Солдатам уже надоело сидеть в сыроватом сумраке, где все удовольствия сводились к несравненно меньшему количеству комаров. И потому Раскатов разрешил солдатам выйти, оставив только по посту на одном и на другом проходе. Третий проход так и не открывался и сверху оставался невидимым. Вернувшись вместе с солдатами на поляну, где устроилось командование отрядов ФСБ и полиции, командир взвода увидел бегущего в их сторону солдата. Весть, видимо, была со второй линии постов. Чтобы избежать лишних обращений солдата к присутствующим старшим по званию, Раскатов сам сделал навстречу бегущему с десяток шагов.

– Идут, товарищ старший лейтенант…

– Бандиты или танки? – спросил командир взвода.

Солдат давно знал манеру командира взвода разговаривать и потому ответил без промедления и конкретно:

– Следаки идут, судя по всему. Для бандитов внешне слишком цивилизованные. По крайней мере, так кажется. Прошли мимо первых постов, чуть не по солдатским спинам. Ничего не заметили. Там маскировка хорошая.

– Их кто-то из наших сопровождает?

– Да, послали с ними рядового.

– С какой линии?

Раскатов помнил, что первой линии он приказал пропустить следственную бригаду, оставаясь невидимыми. Это не было даже предосторожностью. Это было учебой, которая в спецназе не прекращается никогда. И даже без очевидной необходимости командир всегда может усложнить задание, чтобы солдаты осваивали все трудные моменты, которые могут им встретиться в другой ситуации. Вот и в этот раз был дан приказ оставаться незамеченными. Это значило, что посты должны хорошо замаскироваться. И пусть им не было важно остаться не замеченными именно сотрудниками Следственного комитета, тем не менее Раскатов такой приказ дал, и в основном с обучающей целью. Видимо, солдаты постарались приказ выполнить на совесть.

– С нашей. С ближней.

– Хорошо. Возвращайся на пост. Со следаками постарайся не встречаться. Даже если на тебя наступят.

– Понял, товарищ старший лейтенант. Я даже кусаться не буду, обещаю.

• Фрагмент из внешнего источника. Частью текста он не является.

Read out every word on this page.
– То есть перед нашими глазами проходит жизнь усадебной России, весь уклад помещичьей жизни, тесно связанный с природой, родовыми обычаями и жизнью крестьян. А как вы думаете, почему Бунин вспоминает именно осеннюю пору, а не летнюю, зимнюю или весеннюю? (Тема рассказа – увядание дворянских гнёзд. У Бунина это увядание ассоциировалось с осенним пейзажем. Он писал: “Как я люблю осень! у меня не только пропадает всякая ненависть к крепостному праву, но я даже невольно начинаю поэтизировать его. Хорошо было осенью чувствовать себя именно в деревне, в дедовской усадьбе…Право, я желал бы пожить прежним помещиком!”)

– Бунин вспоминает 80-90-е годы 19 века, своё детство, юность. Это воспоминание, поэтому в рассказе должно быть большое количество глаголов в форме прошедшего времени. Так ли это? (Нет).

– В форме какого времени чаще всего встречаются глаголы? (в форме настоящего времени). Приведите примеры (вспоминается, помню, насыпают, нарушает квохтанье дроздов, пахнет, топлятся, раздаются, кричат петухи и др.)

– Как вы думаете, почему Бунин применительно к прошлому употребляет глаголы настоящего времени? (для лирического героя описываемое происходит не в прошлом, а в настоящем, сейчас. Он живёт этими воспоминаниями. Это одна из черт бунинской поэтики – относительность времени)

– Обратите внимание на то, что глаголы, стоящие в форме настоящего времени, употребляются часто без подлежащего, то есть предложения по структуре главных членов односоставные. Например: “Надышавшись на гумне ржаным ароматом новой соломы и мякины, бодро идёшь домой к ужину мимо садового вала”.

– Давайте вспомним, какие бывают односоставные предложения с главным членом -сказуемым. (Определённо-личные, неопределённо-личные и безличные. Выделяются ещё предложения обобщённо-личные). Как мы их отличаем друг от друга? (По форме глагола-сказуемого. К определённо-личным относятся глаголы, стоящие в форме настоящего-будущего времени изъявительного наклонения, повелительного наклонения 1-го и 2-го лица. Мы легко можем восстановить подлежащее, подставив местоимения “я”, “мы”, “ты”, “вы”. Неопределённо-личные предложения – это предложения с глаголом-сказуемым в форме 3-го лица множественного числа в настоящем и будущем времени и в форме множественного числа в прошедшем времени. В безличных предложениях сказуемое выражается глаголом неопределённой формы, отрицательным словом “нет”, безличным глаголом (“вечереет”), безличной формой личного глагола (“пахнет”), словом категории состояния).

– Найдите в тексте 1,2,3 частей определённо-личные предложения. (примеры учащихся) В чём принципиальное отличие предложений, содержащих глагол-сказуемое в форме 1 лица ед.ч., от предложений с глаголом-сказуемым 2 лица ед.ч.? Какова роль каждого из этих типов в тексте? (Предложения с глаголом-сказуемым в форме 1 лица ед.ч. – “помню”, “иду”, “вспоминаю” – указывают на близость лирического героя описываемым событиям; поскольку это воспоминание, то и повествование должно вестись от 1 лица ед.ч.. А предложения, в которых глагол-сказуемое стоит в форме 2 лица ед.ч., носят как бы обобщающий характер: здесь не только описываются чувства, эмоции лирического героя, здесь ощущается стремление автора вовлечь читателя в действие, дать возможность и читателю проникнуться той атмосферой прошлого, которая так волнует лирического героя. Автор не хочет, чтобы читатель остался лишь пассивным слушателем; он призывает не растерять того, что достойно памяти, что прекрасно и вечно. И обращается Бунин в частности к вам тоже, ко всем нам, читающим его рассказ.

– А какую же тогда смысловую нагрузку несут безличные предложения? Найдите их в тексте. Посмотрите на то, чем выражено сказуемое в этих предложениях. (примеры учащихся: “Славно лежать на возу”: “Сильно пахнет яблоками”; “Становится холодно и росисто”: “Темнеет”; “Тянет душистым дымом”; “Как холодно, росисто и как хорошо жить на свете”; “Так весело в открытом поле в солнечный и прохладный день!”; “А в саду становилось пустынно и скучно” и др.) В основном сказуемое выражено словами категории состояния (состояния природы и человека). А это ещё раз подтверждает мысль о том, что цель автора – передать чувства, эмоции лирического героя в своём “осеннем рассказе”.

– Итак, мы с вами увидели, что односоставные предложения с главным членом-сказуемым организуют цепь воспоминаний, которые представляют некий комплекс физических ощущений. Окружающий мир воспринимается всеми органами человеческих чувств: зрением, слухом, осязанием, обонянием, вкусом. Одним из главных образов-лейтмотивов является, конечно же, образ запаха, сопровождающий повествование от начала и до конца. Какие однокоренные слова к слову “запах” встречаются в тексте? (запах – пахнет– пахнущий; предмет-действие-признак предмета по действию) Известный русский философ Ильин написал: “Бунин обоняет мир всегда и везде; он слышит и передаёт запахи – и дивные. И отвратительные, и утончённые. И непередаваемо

Солдат развернулся и так же бегом направился в обратную сторону. Бежал при этом правильно, поскольку светлое время суток еще позволяло это сделать: делал длинные скачки от дерева к дереву, наступая на самые толстые корни из всех, что попадались на глаза. Пусть эта территория на предмет взрывных устройств и обследована, но осторожность следует соблюдать всегда. И это тоже было учебой.

– Раскатов! – требовательно позвал майор Еремеенко.